KJK Student & Athlete Defense Partners Susan C. Stone (L) and Kristina W. Supler
KJK Student & Athlete Defense Partners Susan C. Stone (L) and Kristina W. Supler
CLEVELAND - March 12, 2019 - PRLog -- How far would you really go for your child? 'Full House's Aunt Becky and a former Desperate Housewife lied and cheated for the sake of their children. It's all over the news. Hollywood actresses Lori Loughlin (formerly Aunt Becky in sitcom 'Full House') and Felicity Huffman of 'Desperate Housewives' fame are among at least 50 people charged in a $25 million college entrance cheating scheme. Movie stars and CEOs allegedly paid a college admission consultant to scam SAT and ACT results and bribed coaches to vouch for athletic credentials -- in hopes of their students gaining admission to elite universities, regardless of achievement or ability. But while the media is buzzing about the indicted celebrities, the students impacted by the fraud will suffer the most.

According to Kohrman Jackson & Krantz LLP Student & Athlete Defense Partners Susan C. Stone and Kristina Walter Supler, notably absent from media reports is any discussion about what could happen to the students who were admitted to colleges and universities based upon fabricated credentials. Let's be honest – no one feels sorry for the wealthy celebrities who thought the rules didn't apply to them. But we need to consider the impact their poor choices could have on their children's lives. No one is asserting that the students are innocent. After all, these students are old enough to know right from wrong and make independent choices. But we all know teenagers don't always predict consequences, especially when led by their parents down a deceitful path. As lawyers who defend students nationwide on various misconduct matters, Stone and Supler anticipate that those students are not just collateral damage to this fraud, but that they too will suffer greatly as a result of lies told.

"Colleges and universities all have codes of conduct that demand academic integrity—as they should," remarked Stone. "Given the breadth of most schools' policies, institutions impacted by this fraud will likely initiate disciplinary proceedings against students admitted based on fabricated credentials. Students may face revocation of their college acceptance or even expulsion."

What does this mean for future academic opportunities? "An expulsion is noted on a student's transcript, and transferring to another institution will be challenging, if not impossible," Supler explained. "At a minimum, these students will have to accept the consequences for their part in the fraud sanctioned by their parents. Selective institutions will not be swayed by past pedigree—forcing students to enter an open admissions institution."

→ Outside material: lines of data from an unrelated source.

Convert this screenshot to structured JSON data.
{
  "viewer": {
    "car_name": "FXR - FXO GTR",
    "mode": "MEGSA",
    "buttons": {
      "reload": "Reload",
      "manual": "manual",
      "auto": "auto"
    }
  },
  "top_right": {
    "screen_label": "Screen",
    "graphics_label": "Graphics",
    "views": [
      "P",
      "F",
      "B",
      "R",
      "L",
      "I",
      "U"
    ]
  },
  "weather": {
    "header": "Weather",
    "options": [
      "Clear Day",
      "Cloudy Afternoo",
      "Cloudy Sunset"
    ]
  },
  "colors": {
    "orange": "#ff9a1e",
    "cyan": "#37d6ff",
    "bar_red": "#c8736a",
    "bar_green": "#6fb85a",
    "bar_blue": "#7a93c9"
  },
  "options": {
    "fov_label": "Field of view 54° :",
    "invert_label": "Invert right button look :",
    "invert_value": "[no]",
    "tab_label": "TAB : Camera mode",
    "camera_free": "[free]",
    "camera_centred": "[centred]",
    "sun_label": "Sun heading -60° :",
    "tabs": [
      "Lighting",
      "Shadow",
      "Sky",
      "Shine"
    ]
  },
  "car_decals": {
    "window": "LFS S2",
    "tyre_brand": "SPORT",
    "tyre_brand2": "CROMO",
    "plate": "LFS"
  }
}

Stone and Supler note that these students will not be able to retain any scholarships or other positions of leadership. Indeed, all prior notations of awards or acceptances into scholar's programs will also be revoked. For those students who are athletes, they will be removed from teams. Further, Greek organizations that accepted these students as pledges or active members of fraternities or sororities may also consider de-pledging or deactivating those students.

"The fallout stemming from competitive parents' desire for their children to attend the best school possible will affect entire futures," said Stone. "Students who could have been on a bright path will have to answer to this fraud for years to come." Added Supler, "Even future employers who learn about this public scandal will question the credibility of these students. No doubt, even names will be released on social media and reputations ruined."

And what about legal consequences? "There can be no separate college admission for wealthy," said U.S. Attorney for Massachusetts Andrew Lelling in a press conference Tuesday. "And I will add there will not be a separate criminal justice system either." Stone and Supler say they don't foresee there being any objection to those strong words; again, no one feels bad for the parents who allegedly tried to cheat the system with their wealth. "However, while the media may be forgetting about their children, we're certainly not," said Supler. "They could be facing serious legal consequences. Those over 18 could be prosecuted because of their parent's actions."

"Sadly," added Stone, "this is a case of the apples rotting with the tree."